The prosecutor has admitted that his side “has not finalized its position on the most appropriate schedule for the parties to brief issues related” to Trump. Mr. Smith cites federal regulations, which mandate that a “Special Counsel shall comply with the rules, regulations, procedures, practices and policies of the Department of Justice. He or she shall consult with appropriate offices within the Department for guidance.”

Those same regulations, though, also explain that the “Special Counsel shall not be subject to the day-to-day supervision of any official of the Department,” though the “Attorney General may request that the Special Counsel provide an explanation for any investigative or prosecutorial step.” Attorney General Garland cited that provision when he appointed Mr. Smith two days after Trump declared his intention to attempt to regain the presidency. 

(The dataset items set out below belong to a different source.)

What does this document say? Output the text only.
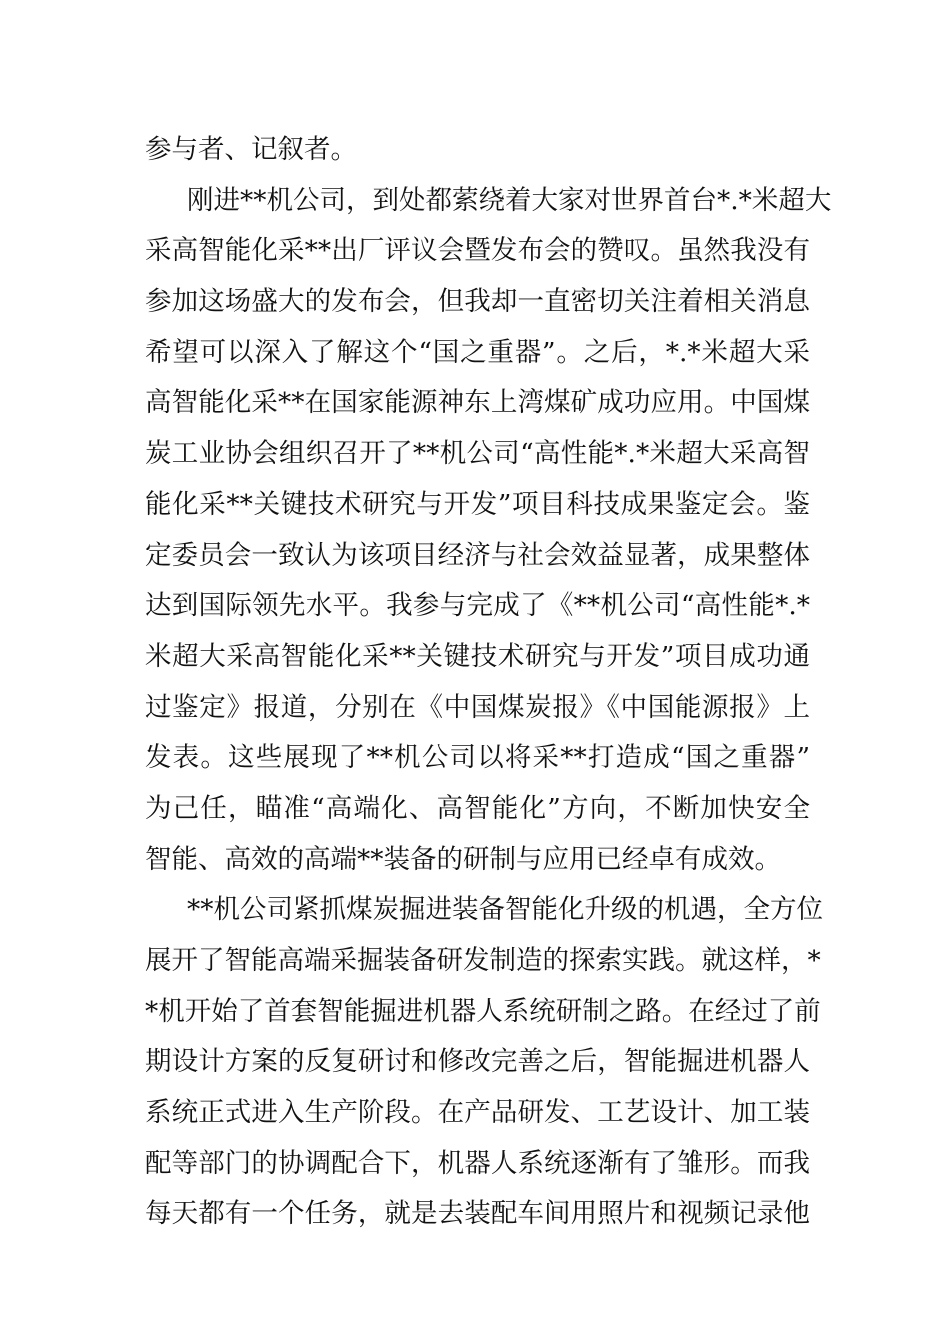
参与者、记叙者。
刚进**机公司，到处都萦绕着大家对世界首台*.*米超大
采高智能化采**出厂评议会暨发布会的赞叹。虽然我没有
参加这场盛大的发布会，但我却一直密切关注着相关消息
希望可以深入了解这个“国之重器”。之后，*.*米超大采
高智能化采**在国家能源神东上湾煤矿成功应用。中国煤
炭工业协会组织召开了**机公司“高性能*.*米超大采高智
能化采**关键技术研究与开发”项目科技成果鉴定会。鉴
定委员会一致认为该项目经济与社会效益显著，成果整体
达到国际领先水平。我参与完成了《**机公司“高性能*.*
米超大采高智能化采**关键技术研究与开发”项目成功通
过鉴定》报道，分别在《中国煤炭报》《中国能源报》上
发表。这些展现了**机公司以将采**打造成“国之重器”
为己任，瞄准“高端化、高智能化”方向，不断加快安全
智能、高效的高端**装备的研制与应用已经卓有成效。
**机公司紧抓煤炭掘进装备智能化升级的机遇，全方位
展开了智能高端采掘装备研发制造的探索实践。就这样，*
*机开始了首套智能掘进机器人系统研制之路。在经过了前
期设计方案的反复研讨和修改完善之后，智能掘进机器人
系统正式进入生产阶段。在产品研发、工艺设计、加工装
配等部门的协调配合下，机器人系统逐渐有了雏形。而我
每天都有一个任务，就是去装配车间用照片和视频记录他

Mr. Smith’s invocation of a braintrust that comprises “other Justice Department components” is somewhat at odds with how he has previously described his office in the Mar-a-Lago case before Judge Aileen Cannon dismissed the charges and ruled that the special counsel was unconstitutionally appointed. The occasion was Trump’s argument that Mr. Smith’s “prosecution team” encompassed a range of federal agencies, who were therefore obligated to provide the 45th president with discovery materials.

The special counsel contended that his prosecution team was limited to “the prosecutors … and law enforcement officers of the [FBI] … who are working on this case, including members of the FBI’s Washington Field Office and Miami Field Division.” He made no mention of other “components.” If, say, Mr. Garland was involved in a meaningful way in the prosecution of that case, the Brady rule would have required him to turn over documents that could have attested, even possibly, to Trump’s innocence.

One possible explanation for this discrepancy is that Mr. Garland is now playing a more active role in Mr. Smith’s prosecutions, if he was not hands-on all along. Last month the attorney general took to television to accuse Judge Cannon of making a “basic mistake about the law” that he claims he, an experienced former federal prosecutor and judge, never would have made. When Mr. Garland appointed Mr. Smith, he emphasized a “commitment to both independence and accountability in particularly sensitive matters.”

A clue to Mr. Smith’s sudden reversal to hitting the brakes from pushing the pedal could lie in the broader political environment. Ms. Harris’s brightening electoral fortunes could mean that Mr. Smith could have another four years to prosecute his two cases. Once the possibility of a trial before the election evaporated, Mr. Garland — and, possibly, President Biden and Ms. Harris — could have reckoned that it was better to proceed with caution. 

Mr. Smith’s request for a delay could signal that he and Mr. Garland are considering revising their indictment to exclude acts that the Supreme Court has already ruled are immune, like Trump’s conversations with Vice President Pence and his interactions with the Department of Justice. Spending extra time now on a “slimmed down” superseding indictment could eventually smooth the path to a trial and a possible conviction. 

One legal scholar, Alan Dershowitz, tells the Sun that is the path Mr. Smith should have pursued from the beginning of the prosecution. By excising acts that are likely to be ruled inadmissible anyway, the special counsel — and his boss — could craft a renovated indictment whose more modest scope makes it more likely to survive appellate scrutiny.